Trevor Manuel.   Picture: SUPPLIED
Trevor Manuel. Picture: SUPPLIED

Former finance minister Trevor Manuel has confirmed that the prosecution has subpoenaed him to testify in the trial of former South African Revenue Service (SARS) employees accused of spying on the Scorpions.

In a statement issued through his lawyers on Thursday‚ Manuel confirmed media speculation that he was one of the witnesses in the case against Ivan Pillay‚ Johann van Loggerenberg and Andries Janse van Rensburg.

The trio are charged with illegal interception of communications and corruption over the alleged installation of cameras at the offices of the National Prosecution Authority (NPA)‚ dubbed Project Sunday Evenings.
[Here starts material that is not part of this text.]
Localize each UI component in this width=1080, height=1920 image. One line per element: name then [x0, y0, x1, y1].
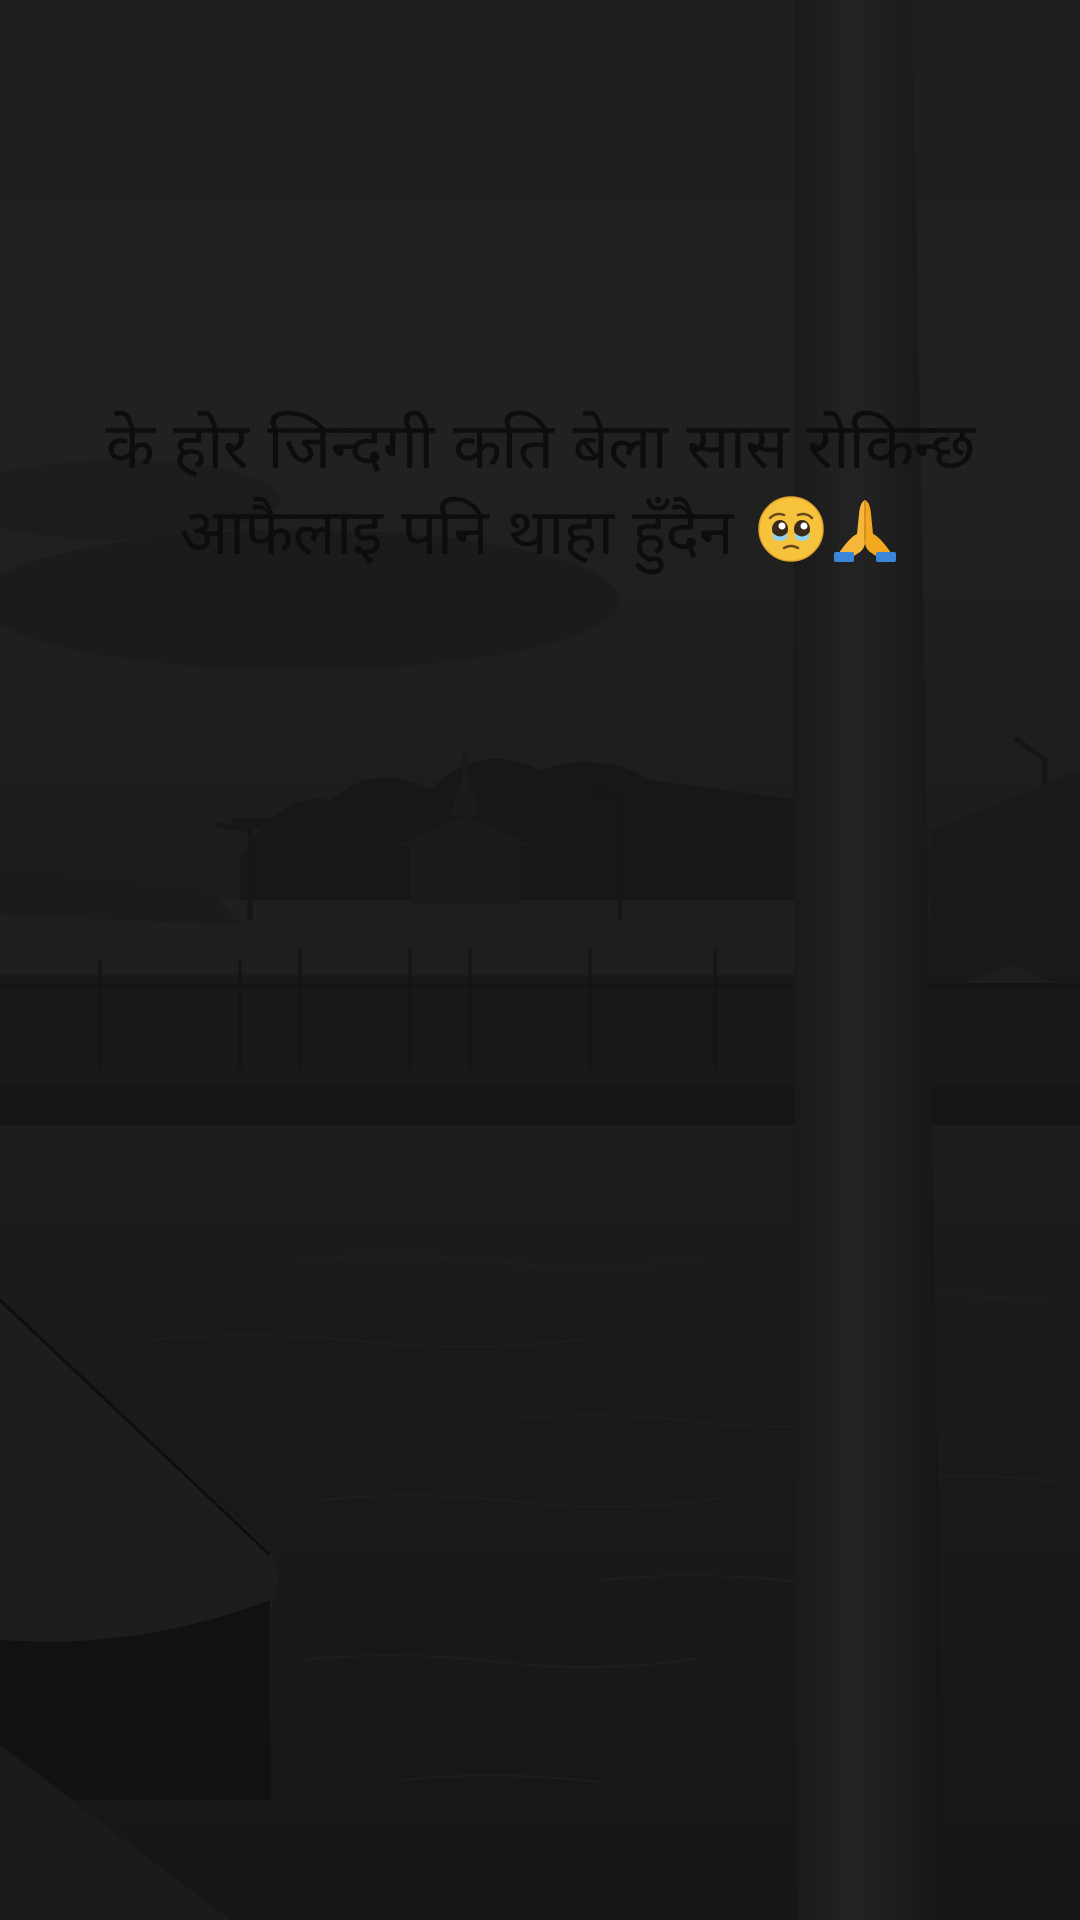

Manuel said: “I confirm that I had, indeed, provided the prosecution with a statement last year‚ under compunction of a subpoena issued in terms of Section 205 of the Criminal Procedure Act. The prosecutor indicated at the time that I am a witness‚ and that I am not regarded as a suspect.

“I confirm that if I am required to testify‚ I shall comply with my civic duty to do so. I am advised that as a potential state witness I should not comment on the merits of the charges against the accused‚ and in the circumstances I shall refrain from doing so. I am, in any event, not privy to the indictment.

“However‚ the fact that I am listed as one of the witnesses who may be called to testify for the prosecution should not‚ in the circumstances‚ be interpreted as an endorsement by me of the charges‚ or of the process adopted by the state in this matter.”

The SARS trio allegedly spied on the now defunct investigations unit‚ the Scorpions‚ and the prosecution’s offices in Silverton during the fraud trial of late former police commissioner Jackie Selebi in 2007.

It has been reported that former prosecutions head Menzi Simelane‚ former prosecutor Gerrie Nel and Manuel‚ among others‚ were on the list of possible state witnesses.

The three former SARS men appeared in Pretoria Magistrate’s Court this week. The allegations about the bugging of the prosecution’s offices emanated from a KPMG report, which the audit firm has since, in part, retracted.